C’est ce qu’a déclaré Alexis Tsipras, leader de Syriza, ajoutant : « c’est celui de la démocratie, de la solidarité et de la coopération ». Lundi 26, Syriza a annoncé un accord avec un petit parti souverainiste (droite), pour la formation d'un gouvernement qu'Alexis Tsipras doit diriger.

CURE D'AUSTÉRITÉ

Après une cure d'austérité drastique imposée par la Troïka (UE, BCE et FMI), c'est d'abord au poids colossal de la dette, détenue principalement par l’Allemagne et la France, et qui représente 177% du PIB, que veut s'attaquer le parti vainqueur des élections pour relancer l'économie.

En annonçant que « le peuple grec laisse l’austérité derrière lui », Alexis Tsipras, qui entend maintenir la Grèce dans la zone euro, a rappelé « le nouveau gouvernement sera prêt à collaborer et négocier pour la première fois avec nos partenaires une solution juste, viable, durable, qui bénéficie à tous », plus qu'un simple « allégement » de la dette que les créanciers, qui se sont engagés à lui prêter 240 milliards d’euros, seraient prêts à envisager à la condition que la Grèce poursuive une politique de réformes drastiques dont le peuple ne cesse de faire les frais.

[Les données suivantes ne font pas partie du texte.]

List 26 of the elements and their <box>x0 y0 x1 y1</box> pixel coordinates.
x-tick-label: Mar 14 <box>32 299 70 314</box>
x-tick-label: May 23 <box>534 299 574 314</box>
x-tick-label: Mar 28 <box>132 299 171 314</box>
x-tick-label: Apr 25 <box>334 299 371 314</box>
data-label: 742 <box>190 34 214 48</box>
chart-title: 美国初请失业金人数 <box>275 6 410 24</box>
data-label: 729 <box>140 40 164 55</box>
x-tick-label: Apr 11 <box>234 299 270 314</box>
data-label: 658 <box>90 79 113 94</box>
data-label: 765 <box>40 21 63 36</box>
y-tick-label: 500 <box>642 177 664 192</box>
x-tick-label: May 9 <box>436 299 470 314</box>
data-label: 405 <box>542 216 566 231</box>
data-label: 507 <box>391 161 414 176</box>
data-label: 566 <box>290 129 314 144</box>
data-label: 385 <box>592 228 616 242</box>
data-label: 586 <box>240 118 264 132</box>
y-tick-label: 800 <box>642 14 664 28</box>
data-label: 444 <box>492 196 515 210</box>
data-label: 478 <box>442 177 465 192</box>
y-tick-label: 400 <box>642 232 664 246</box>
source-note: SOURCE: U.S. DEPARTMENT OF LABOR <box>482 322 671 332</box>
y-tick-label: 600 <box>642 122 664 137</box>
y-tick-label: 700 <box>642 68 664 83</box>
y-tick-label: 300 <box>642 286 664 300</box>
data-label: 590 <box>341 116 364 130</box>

Or c'est précisément contre de telles politiques que se sont massivement prononcés les électeurs. Car les réformes exigées par la Troïka, loin de permettre au pays de sortir de la crise, l'y ont ces dernières années enfoncé un peu plus, avec un recul de plus de 20% du PIB depuis le début de la crise, un chômage qui dépasse 25% (soit le taux le plus élevé des pays de l’OCDE ) et même 50% parmi les jeunes, des salaires en baisse de plus de 20 points entre 2010 et 2014, une pauvreté qui s'étend tragiquement (plus de 2,8 millions de pauvres sur un peu plus de 10 millions d'habitants).

URGENCE HUMANITAIRE

Syriza entend augmenter le salaire minimum de 580 à 751 euros, rétablir le treizième mois de retraite pour les pensions inférieures à 700 euros, augmenter le nombre de bénéficiaires de l'assurance chômage, assurer l'accès gratuit aux soins, financer l'électricité et fournir des coupons alimentaires à au moins 300 000 ménages, protéger les résidences principales des saisies, supprimer la taxe sur le fuel domestique, remonter le seuil d'imposition à 12 000 euros annuels… Le programme de Syriza (estimé à quelque12 milliards d'euros) pourrait, précisément, trouver à se financer par la renégocation de la dette, mais aussi par une réforme de l'Etat, qui passe notamment par la lutte contre la fraude fiscale.

DETTE ET NÉGOCIATION

La négociation pour la révision de la dette sera probablement difficile. Alors que se réunissaient lundi 26 les ministres des finances de la zone euro, la chancelière allemande Angela Merkel a répété que le gouvernement grec doit « respecter les engagements pris ». Evoquant quant à lui les principes de « solidarité » et de « responsabilité », François Hollande a lui aussi avancé : « des engagements ont été pris et ils doivent être tenus ».

Dans un article de 2013 (pour Le Monde diplomatique), Alexis Tsipras le rappelait déjà : « Février 1953. La République fédérale d'Allemagne (RFA) croule sous les dettes et menace d'entraîner l'ensemble des pays européens dans la tourmente. Préoccupés par leur propre salut, ses créanciers — dont la Grèce — prennent acte d'un phénomène qui n'a surpris que les libéraux : la politique de « dévaluation interne », c'est-à-dire la réduction des salaires, n'assure pas le remboursement des sommes dues, au contraire.

Réunis à Londres au cours d'un sommet exceptionnel, vingt et un pays décident de réévaluer leurs exigences à l'aune des capacités réelles de leur partenaire à faire face à ses obligations. Ils amputent de 60 % la dette nominale cumulée de la RFA et lui accordent un moratoire de cinq ans (1953-1958), ainsi qu'un délai de trente ans pour rembourser. Ils instaurent également une « clause de développement » autorisant le pays à ne pas consacrer au service de la dette plus d'un vingtième de ses revenus d'exportation. L'Europe vient de prendre le contre-pied du traité de Versailles (1919), jetant les fondations du développement de l'Allemagne de l'Ouest après la guerre. » La leçon mérite d'être méditée.